Granted, there was some featherbedding in the 1990s and some of the jobs that were eliminated in the U.S. were redundant. I have a lot more work to do now than I did eight years ago.

- Jim
This also happened with a company I did tech support work for here. They laid off a bunch of folks and shipped all the jobs over to India. These kind of jobs are also considered a commodity, and the beancounters shifted the fiscal focus from brand recognition and customer retention (excellent customer service was one of the things that made this company what it was) to considering technical support a loss-generating expense that was a necessity of evil. The Indian folks were paid in a week what we made in a day, a godsend to the beancounters. So the change was made, and as a phone-based support, one of the overhead expenses was satellite time for voice traffic. Having viewed technical support as monkeys pushing buttons rather than the skilled workers that we were, the Indians were trained on a point-and-click no-thought-required interface that "solved" the problems for the technicians automatically. Failing that, (and pressured to keep call times down), the Indians transferred any call that they couldn't immediately solve with the tools given to them (or misdiagnosed completely from the beginning, as most of them had no background at all as actual computer users hence no familiarity with even rudimentary problems) back to the US, again over the satellite link. When the call arrived here and was initially diagnosed, the call was transferred back to India (as the "expensive" US techs were not allowed to take those kind of calls) over the satellite link, where the cycle continued, back and forth across the world.

The result was large numbers of calls traversing the globe multiple times for the same call over expensive satellite links to a datacenter that had a 100% attrition rate (because all the Indians wanted was a line on their resume that they worked for Big Corporation X, so they could get a job where they could utilize their CS degree skills in a place that paid better). Customers started dropping like flies because of all the transfers, answering the same point-and-click questions repeatedly over a call that had aggregated a multiple second delay because of the multiple satellite hops, trying to converse with people whom they couldn't even understand (but went by Americanized names like "Bobby"), all while costing the company MORE than their original costs of skilled US-based techs.

I also have another story of a friend who worked for another company that was located here.

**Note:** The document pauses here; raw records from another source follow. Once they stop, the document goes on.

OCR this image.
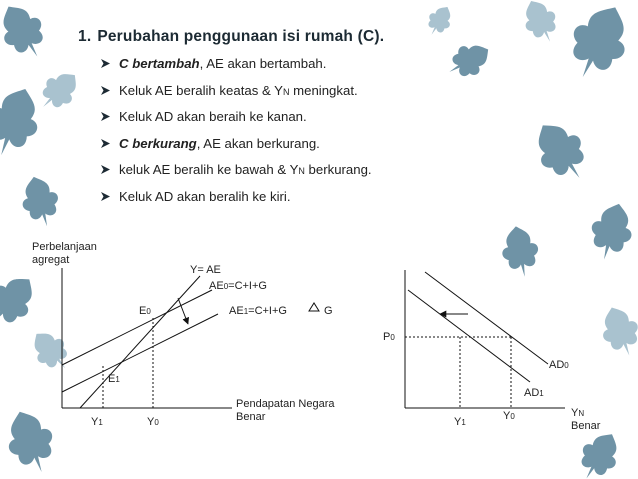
1. Perubahan penggunaan isi rumah (C).
C bertambah, AE akan bertambah.
Keluk AE beralih keatas & YN meningkat.
Keluk AD akan beraih ke kanan.
C berkurang, AE akan berkurang.
keluk AE beralih ke bawah & YN berkurang.
Keluk AD akan beralih ke kiri.
Perbelanjaan
agregat
Y= AE
AE0=C+I+G
AE1=C+I+G	G
E0
E1
Y1	Y0
Pendapatan Negara
Benar
P0
AD0
AD1
Y1
Y0	YN
Benar
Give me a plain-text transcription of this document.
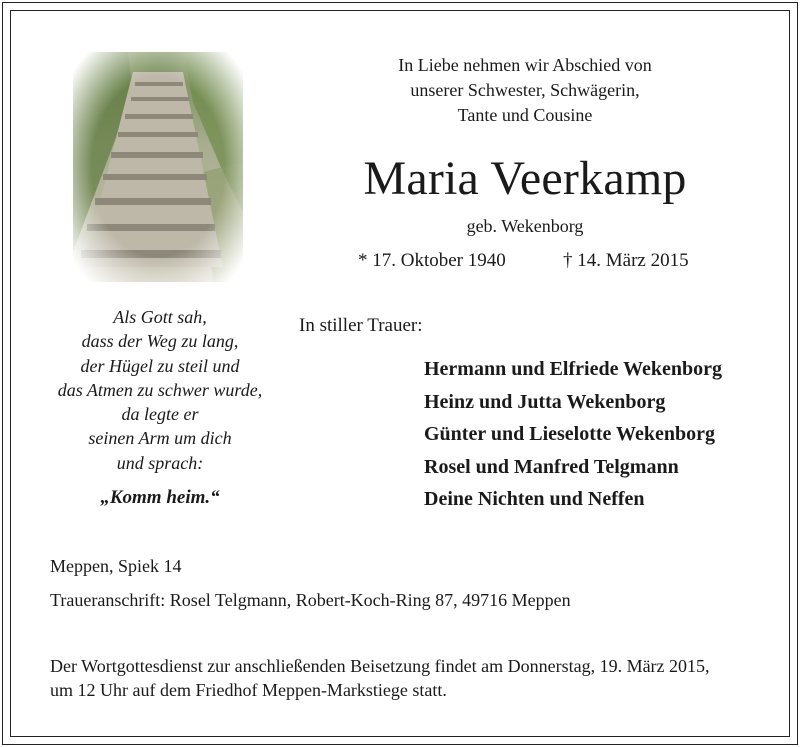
In Liebe nehmen wir Abschied von
unserer Schwester, Schwägerin,
Tante und Cousine
Maria Veerkamp
geb. Wekenborg
* 17. Oktober 1940	† 14. März 2015
Als Gott sah,
dass der Weg zu lang,
der Hügel zu steil und
das Atmen zu schwer wurde,
da legte er
seinen Arm um dich
und sprach:
„Komm heim.“
In stiller Trauer:
Hermann und Elfriede Wekenborg
Heinz und Jutta Wekenborg
Günter und Lieselotte Wekenborg
Rosel und Manfred Telgmann
Deine Nichten und Neffen
Meppen, Spiek 14
Traueranschrift: Rosel Telgmann, Robert-Koch-Ring 87, 49716 Meppen
Der Wortgottesdienst zur anschließenden Beisetzung findet am Donnerstag, 19. März 2015,
um 12 Uhr auf dem Friedhof Meppen-Markstiege statt.
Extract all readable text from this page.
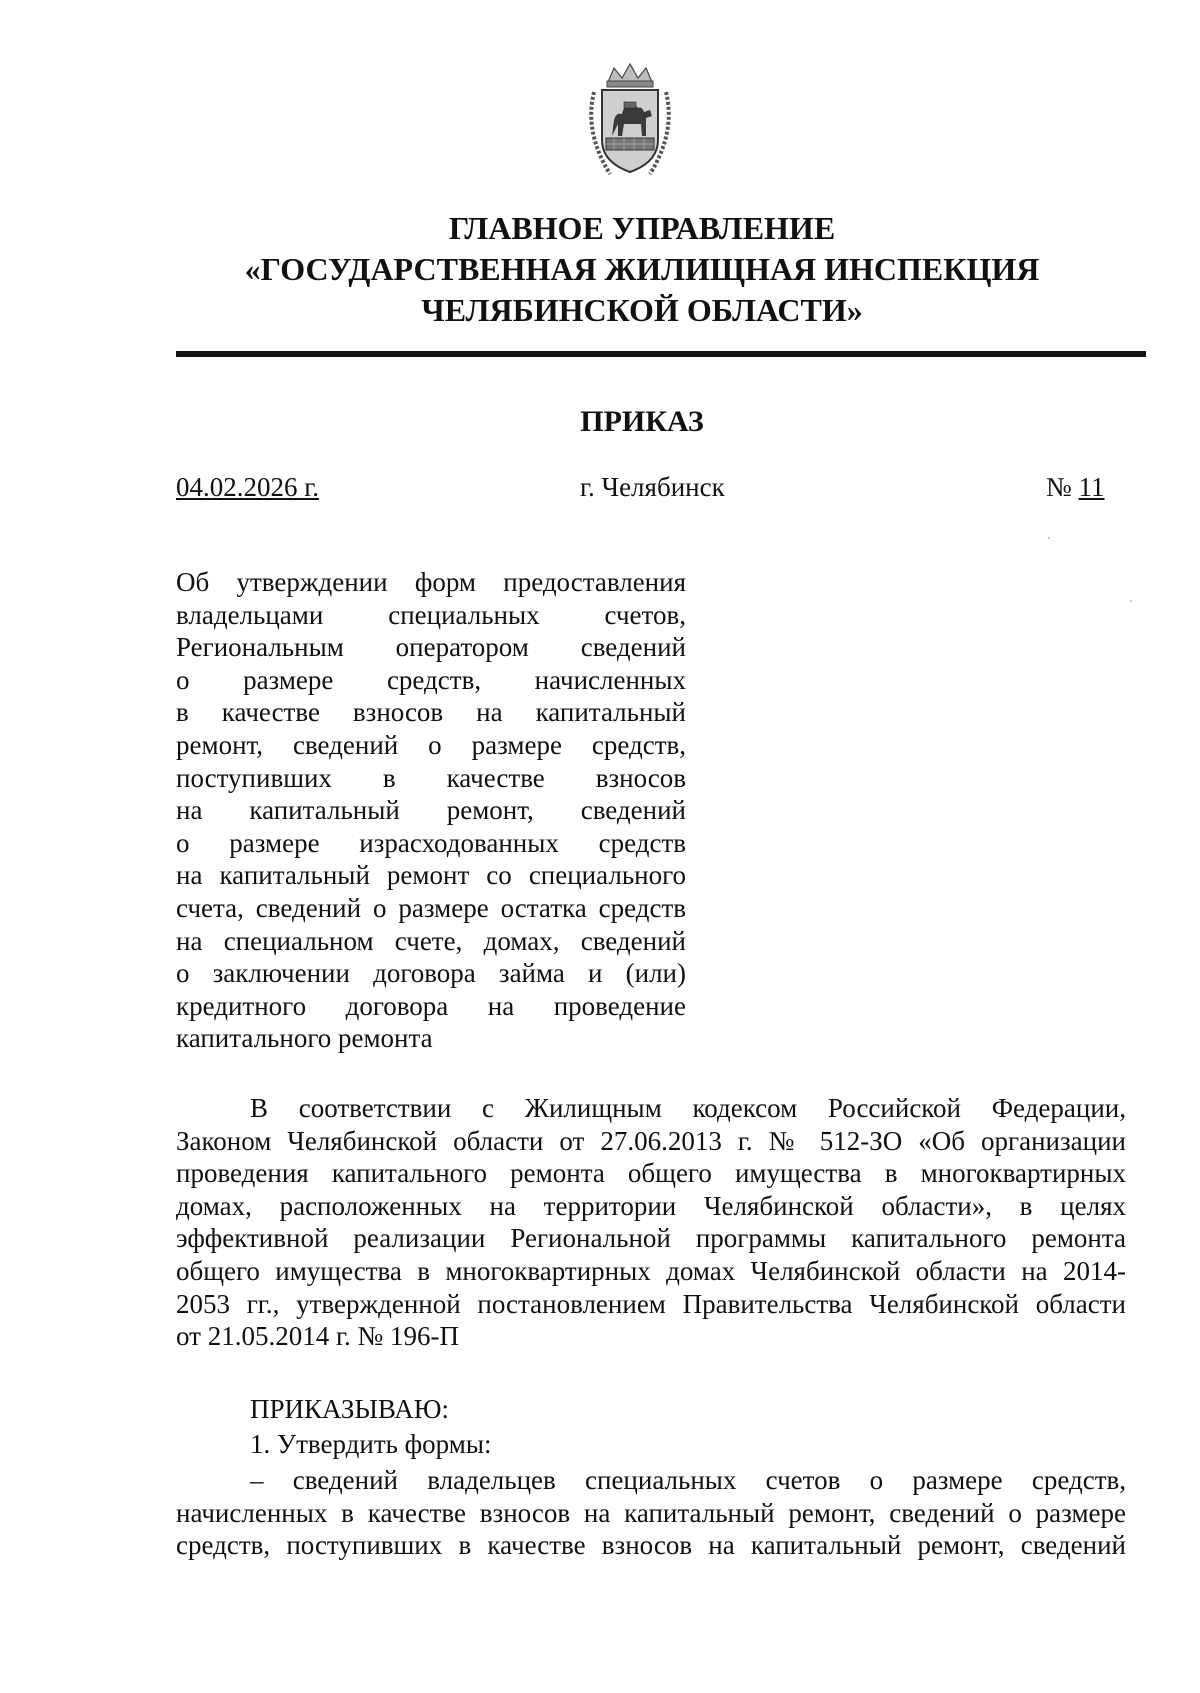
ГЛАВНОЕ УПРАВЛЕНИЕ
«ГОСУДАРСТВЕННАЯ ЖИЛИЩНАЯ ИНСПЕКЦИЯ
ЧЕЛЯБИНСКОЙ ОБЛАСТИ»
ПРИКАЗ
04.02.2026 г.	г. Челябинск	№ 11
Об утверждении форм предоставления
владельцами специальных счетов,
Региональным оператором сведений
о размере средств, начисленных
в качестве взносов на капитальный
ремонт, сведений о размере средств,
поступивших в качестве взносов
на капитальный ремонт, сведений
о размере израсходованных средств
на капитальный ремонт со специального
счета, сведений о размере остатка средств
на специальном счете, домах, сведений
о заключении договора займа и (или)
кредитного договора на проведение
капитального ремонта
В соответствии с Жилищным кодексом Российской Федерации,
Законом Челябинской области от 27.06.2013 г. № 512-ЗО «Об организации
проведения капитального ремонта общего имущества в многоквартирных
домах, расположенных на территории Челябинской области», в целях
эффективной реализации Региональной программы капитального ремонта
общего имущества в многоквартирных домах Челябинской области на 2014-
2053 гг., утвержденной постановлением Правительства Челябинской области
от 21.05.2014 г. № 196-П
ПРИКАЗЫВАЮ:
1. Утвердить формы:
– сведений владельцев специальных счетов о размере средств,
начисленных в качестве взносов на капитальный ремонт, сведений о размере
средств, поступивших в качестве взносов на капитальный ремонт, сведений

He was told they were sending the jobs off to India, and he was sent to train the replacements of himself and his coworkers. This went all according to plan, and on completion, his job was eliminated, and he found another job here in town. What transpired next was no less than justice (or Karma, being that it transpired in India). The company had no skilled workers left in the US, but rather just executives and some upper management. Just after the shift was made, a competitor (who also had offices in India) paid all of the newly-trained employees of my friend's company a lump sum hiring incentive and an increase in pay to come to their company. Needless to say, all of them jumped ship, and my friends (now former) company had no skilled employees left, either in India or in the US.